Nitekim bu görüşten hareketle, "kötü niyet iddiasının def"i değil itiraz olduğu, iddia ve müdafaanın genişletilmesi yasağına tabii olmaksızın her zaman ileri sürülebileceği ve mahkemece kendiliğinden (resen) nazara alınacağı” ilkeleri 08.11.1991 tarih l990/4 esas l99l/3 sayılı İçtdihadı Birleştirme Kararında kabul edilmiş, bilimsel görüşlerde aynı doğrultuda gelişmiştir.
Ne var ki, somut olayda ikinci el konumundaki dahili davalıların iyiniyeti bakımından gerekli araştırmaların yapılmadan sonuca gidildiği görülmektedir.
Hal böyle olunca, ikinci el konumundaki davalılar yönünden tarafların bildirdikleri ve bildirecekleri delillerin toplanması ve iyiniyet araştırması yapılarak varılacak sonuç çerçevesinde bir karar verilmesi gerekirken eksik inceleme ile yetinilerek yazılı olduğu üzere hüküm kurulması isabetli olmamıştır.

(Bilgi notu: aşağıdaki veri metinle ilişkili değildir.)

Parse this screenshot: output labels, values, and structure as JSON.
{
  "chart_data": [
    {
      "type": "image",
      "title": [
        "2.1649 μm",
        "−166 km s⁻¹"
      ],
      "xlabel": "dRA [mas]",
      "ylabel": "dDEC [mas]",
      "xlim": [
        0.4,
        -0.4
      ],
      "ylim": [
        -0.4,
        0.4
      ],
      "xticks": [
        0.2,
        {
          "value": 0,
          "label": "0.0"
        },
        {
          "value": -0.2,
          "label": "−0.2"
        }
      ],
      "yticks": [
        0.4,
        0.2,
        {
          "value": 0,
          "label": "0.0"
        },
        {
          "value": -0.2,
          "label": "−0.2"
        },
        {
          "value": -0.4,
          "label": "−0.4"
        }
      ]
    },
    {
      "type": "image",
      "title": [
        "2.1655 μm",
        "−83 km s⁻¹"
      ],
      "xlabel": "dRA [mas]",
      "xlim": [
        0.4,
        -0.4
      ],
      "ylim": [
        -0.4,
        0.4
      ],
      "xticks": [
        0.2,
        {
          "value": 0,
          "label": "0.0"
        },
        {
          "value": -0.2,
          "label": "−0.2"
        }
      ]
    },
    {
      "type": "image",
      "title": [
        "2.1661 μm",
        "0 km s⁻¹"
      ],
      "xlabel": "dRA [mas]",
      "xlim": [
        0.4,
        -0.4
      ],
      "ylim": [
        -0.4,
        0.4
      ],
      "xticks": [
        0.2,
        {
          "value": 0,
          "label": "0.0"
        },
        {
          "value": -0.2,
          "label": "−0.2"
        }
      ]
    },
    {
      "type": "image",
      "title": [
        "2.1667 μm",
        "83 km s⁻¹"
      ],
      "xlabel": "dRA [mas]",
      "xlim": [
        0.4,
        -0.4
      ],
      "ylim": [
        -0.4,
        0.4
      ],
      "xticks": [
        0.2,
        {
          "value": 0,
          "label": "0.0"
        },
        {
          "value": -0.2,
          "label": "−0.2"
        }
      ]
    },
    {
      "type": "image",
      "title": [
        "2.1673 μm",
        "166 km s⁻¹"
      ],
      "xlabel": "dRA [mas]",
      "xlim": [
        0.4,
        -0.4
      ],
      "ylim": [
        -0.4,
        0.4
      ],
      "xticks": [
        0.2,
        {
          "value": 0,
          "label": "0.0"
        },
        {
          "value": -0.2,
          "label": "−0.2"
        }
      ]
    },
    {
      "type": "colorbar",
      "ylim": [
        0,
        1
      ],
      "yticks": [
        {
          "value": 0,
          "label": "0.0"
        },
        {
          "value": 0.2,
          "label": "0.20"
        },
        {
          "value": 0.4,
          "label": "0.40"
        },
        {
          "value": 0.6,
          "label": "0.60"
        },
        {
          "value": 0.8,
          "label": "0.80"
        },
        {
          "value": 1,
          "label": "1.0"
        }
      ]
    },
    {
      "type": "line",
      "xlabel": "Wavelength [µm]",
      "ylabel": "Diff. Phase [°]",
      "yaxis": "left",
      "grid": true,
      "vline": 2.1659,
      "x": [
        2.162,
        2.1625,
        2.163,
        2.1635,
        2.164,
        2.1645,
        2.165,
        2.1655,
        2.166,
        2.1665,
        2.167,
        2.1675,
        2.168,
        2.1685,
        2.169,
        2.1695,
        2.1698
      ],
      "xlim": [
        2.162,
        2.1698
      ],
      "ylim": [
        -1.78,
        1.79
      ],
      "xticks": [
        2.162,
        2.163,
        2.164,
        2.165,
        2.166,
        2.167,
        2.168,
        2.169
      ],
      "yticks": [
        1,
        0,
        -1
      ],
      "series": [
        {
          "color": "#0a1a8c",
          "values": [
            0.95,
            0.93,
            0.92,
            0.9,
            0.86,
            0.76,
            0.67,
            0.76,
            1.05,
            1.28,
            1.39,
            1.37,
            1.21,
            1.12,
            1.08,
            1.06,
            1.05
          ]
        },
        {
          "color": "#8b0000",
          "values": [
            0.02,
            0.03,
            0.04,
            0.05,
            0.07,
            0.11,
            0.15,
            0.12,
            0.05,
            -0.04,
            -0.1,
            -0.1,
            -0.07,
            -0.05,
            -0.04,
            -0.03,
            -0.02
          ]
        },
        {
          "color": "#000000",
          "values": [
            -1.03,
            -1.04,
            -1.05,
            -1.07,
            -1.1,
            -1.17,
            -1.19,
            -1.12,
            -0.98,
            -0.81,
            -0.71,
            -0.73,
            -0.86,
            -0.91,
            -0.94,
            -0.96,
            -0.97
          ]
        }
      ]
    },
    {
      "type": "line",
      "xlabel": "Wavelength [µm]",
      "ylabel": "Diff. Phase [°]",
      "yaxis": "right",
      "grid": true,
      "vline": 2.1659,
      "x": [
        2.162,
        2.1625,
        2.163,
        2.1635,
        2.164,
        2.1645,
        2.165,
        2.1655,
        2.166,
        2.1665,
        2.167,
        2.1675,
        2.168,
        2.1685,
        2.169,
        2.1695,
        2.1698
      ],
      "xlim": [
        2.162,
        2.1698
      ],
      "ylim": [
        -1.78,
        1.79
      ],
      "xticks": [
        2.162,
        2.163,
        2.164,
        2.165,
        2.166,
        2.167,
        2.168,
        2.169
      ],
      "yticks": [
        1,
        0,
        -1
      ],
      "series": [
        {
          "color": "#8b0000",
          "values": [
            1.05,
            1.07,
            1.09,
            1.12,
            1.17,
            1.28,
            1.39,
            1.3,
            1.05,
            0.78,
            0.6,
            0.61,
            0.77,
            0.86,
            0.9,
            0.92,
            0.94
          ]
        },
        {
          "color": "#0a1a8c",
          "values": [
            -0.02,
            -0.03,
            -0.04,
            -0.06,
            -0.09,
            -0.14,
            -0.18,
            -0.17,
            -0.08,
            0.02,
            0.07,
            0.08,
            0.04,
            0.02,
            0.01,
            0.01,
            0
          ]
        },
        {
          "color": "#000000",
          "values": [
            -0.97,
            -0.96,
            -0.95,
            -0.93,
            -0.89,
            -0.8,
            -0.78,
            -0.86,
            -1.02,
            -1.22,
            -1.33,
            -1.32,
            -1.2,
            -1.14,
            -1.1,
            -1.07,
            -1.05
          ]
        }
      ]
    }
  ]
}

Davacıların yerinde bulunan temyiz itirazlarının kabulü ile hükmün (6100 sayılı Yasanın geçici 3.maddesi yollaması ile) 1086 sayılı HUMK"un 428.maddesi gereğince BOZULMASINA, 02.01.2019 tarihinde yürürlüğe giren Avukatlık Ücret Tarifesi gereğince gelen temyiz edenlerden davacı ... vekili için 2.037.00.-TL. duruşma vekâlet ücretinin temyiz edilenlerden alınmasına, alınan peşin harcın temyiz edene geri verilmesine, 12.02.2019 tarihinde oybirliğiyle karar verildi.